You may have heard of another combination, if you’re a long-time gardener: the three sisters method that the Native Americans supposedly taught to the English. You grow corn, squash, and pole beans together. This combination really is successful, if you have enough space to grow corn. Either way, you get the idea.

Function is always a top priority. Instead of growing a floral hedge, a permaculture choice would be to grow blackberry or raspberry bushes. Nobody wants to walk through those, though people will most certainly steal them. Still, it’s a point.

Terracing, or making steps, is another method that you may use in your permaculture system to help maintain and build the soil and hold water.

You may even take it a step further and factor in trees in your environment as well as shrubs and grasses because all of those work to protect the soil.

Still, this is just another step in the right direction. The next step, once you have the soil protected and grasses and plants growing, would be to add a source of fertilization. Animals or fish eat the vegetation and recycle it into fertilizer.

Next, to take it a step further, you add a sustainable source of water by building catch basins, micro dams, and other methods of catching and storing water. Now look what you have – a sustainable environment.

If you follow permaculture in its purest form, you won’t be planting; instead, your natural plants will be allowed to go to seed and regrow just as it would in nature. Of course, you may not opt to do that, especially considering you need an organized source of food to live.

What if You Don’t Have Space?

Of course, we’re not all so lucky as to have a space big enough to make his happen, and full-scale permaculture does require space. It was actually originally intended as a form or terraforming to create an environment that would sustainably feed the inhabitants who were malnourished, and it was a raging success.

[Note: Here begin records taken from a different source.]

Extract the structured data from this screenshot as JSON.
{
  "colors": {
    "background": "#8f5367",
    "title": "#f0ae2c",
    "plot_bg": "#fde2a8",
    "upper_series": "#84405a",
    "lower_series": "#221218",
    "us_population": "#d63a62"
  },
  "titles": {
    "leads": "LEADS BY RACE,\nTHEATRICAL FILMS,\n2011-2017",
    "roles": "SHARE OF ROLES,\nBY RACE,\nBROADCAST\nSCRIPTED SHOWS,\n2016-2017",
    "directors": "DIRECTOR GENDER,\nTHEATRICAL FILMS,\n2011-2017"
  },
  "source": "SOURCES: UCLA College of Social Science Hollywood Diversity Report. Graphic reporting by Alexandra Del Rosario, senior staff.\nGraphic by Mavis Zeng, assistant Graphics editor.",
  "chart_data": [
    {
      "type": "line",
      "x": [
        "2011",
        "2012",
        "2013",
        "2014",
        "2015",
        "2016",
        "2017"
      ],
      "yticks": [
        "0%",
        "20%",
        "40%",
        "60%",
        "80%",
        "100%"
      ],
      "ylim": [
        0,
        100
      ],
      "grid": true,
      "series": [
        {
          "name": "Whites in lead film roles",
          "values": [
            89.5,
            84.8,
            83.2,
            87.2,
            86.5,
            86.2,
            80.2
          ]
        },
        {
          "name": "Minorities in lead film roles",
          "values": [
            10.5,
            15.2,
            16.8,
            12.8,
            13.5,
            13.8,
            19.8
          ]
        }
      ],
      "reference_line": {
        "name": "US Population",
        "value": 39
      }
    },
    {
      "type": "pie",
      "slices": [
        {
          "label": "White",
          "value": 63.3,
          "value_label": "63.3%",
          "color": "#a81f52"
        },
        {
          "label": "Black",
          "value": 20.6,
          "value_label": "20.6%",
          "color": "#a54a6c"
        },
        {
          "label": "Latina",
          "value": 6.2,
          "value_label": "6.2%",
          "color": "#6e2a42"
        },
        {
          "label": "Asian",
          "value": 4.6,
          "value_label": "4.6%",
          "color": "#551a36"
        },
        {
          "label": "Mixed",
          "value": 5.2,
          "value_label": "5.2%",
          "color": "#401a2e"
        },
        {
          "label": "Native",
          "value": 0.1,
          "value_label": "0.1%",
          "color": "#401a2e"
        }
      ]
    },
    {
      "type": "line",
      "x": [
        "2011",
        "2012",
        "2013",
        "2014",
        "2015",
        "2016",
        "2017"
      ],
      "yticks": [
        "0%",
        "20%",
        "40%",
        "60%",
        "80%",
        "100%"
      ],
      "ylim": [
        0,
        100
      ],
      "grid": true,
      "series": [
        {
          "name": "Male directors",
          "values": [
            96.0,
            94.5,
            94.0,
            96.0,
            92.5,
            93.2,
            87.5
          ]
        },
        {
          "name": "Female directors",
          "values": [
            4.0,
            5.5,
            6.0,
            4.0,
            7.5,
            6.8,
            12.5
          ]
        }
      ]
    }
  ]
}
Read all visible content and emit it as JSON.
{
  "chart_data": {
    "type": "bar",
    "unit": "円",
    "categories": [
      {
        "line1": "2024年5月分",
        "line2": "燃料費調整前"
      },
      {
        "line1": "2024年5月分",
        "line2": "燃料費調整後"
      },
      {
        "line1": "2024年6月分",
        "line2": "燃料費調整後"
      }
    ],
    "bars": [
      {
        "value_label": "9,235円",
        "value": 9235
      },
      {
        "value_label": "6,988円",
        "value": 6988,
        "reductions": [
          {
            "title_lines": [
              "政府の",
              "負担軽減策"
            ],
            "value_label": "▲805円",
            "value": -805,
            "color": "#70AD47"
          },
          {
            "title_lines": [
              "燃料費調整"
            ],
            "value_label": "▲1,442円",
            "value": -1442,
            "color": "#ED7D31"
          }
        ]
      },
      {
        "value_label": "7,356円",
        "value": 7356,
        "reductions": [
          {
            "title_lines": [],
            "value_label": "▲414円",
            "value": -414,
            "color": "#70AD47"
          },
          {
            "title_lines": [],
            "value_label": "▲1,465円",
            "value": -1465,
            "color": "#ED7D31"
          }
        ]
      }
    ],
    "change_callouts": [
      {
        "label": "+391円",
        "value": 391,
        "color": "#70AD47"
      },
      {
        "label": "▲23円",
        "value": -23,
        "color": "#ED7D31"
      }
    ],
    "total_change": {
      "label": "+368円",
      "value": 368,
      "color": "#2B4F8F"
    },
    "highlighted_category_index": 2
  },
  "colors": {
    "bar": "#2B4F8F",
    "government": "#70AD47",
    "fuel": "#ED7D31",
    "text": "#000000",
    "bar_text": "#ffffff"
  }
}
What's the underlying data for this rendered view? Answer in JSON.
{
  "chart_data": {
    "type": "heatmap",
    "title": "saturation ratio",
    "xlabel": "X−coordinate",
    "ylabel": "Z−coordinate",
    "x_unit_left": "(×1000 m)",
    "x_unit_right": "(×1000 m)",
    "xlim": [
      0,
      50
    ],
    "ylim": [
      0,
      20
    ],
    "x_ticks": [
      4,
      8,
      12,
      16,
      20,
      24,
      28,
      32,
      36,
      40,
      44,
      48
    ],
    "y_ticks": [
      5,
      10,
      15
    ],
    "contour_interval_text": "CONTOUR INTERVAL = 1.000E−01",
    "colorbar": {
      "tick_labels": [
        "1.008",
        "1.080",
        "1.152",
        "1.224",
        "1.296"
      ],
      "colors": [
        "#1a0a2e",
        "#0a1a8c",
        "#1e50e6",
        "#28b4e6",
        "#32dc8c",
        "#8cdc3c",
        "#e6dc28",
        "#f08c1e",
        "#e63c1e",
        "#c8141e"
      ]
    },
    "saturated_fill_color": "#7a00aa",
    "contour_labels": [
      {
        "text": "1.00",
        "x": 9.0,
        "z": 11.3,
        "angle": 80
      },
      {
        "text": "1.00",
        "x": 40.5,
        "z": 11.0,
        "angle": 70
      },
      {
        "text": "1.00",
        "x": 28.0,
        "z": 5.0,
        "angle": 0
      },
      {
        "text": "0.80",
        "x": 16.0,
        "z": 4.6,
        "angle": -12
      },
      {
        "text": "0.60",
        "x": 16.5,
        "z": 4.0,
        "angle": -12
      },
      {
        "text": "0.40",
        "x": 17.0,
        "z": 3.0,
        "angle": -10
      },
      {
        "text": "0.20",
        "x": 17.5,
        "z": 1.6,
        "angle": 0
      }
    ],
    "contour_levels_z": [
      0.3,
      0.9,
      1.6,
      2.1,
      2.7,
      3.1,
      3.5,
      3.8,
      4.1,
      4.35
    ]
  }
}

That’s not to say that you can run a modified version of permaculture. For instance, even if you only have a tiny backyard, you can still do a mini-plan. Use the dark and light areas, as well as the wet and dry ones if those exist. Plant plants that prefer each of those environments.

You can also use the stacked gardening techniques, and build micro dams or natural irrigation systems to catch water. You can mulch and focus on building your soil instead of just throwing fertilizer on it year after year. Just as with gardening, it doesn’t really matter how much space you have; you can utilize permaculture to at least a small degree.

And I’d say that a small amount of independence is better than none, right?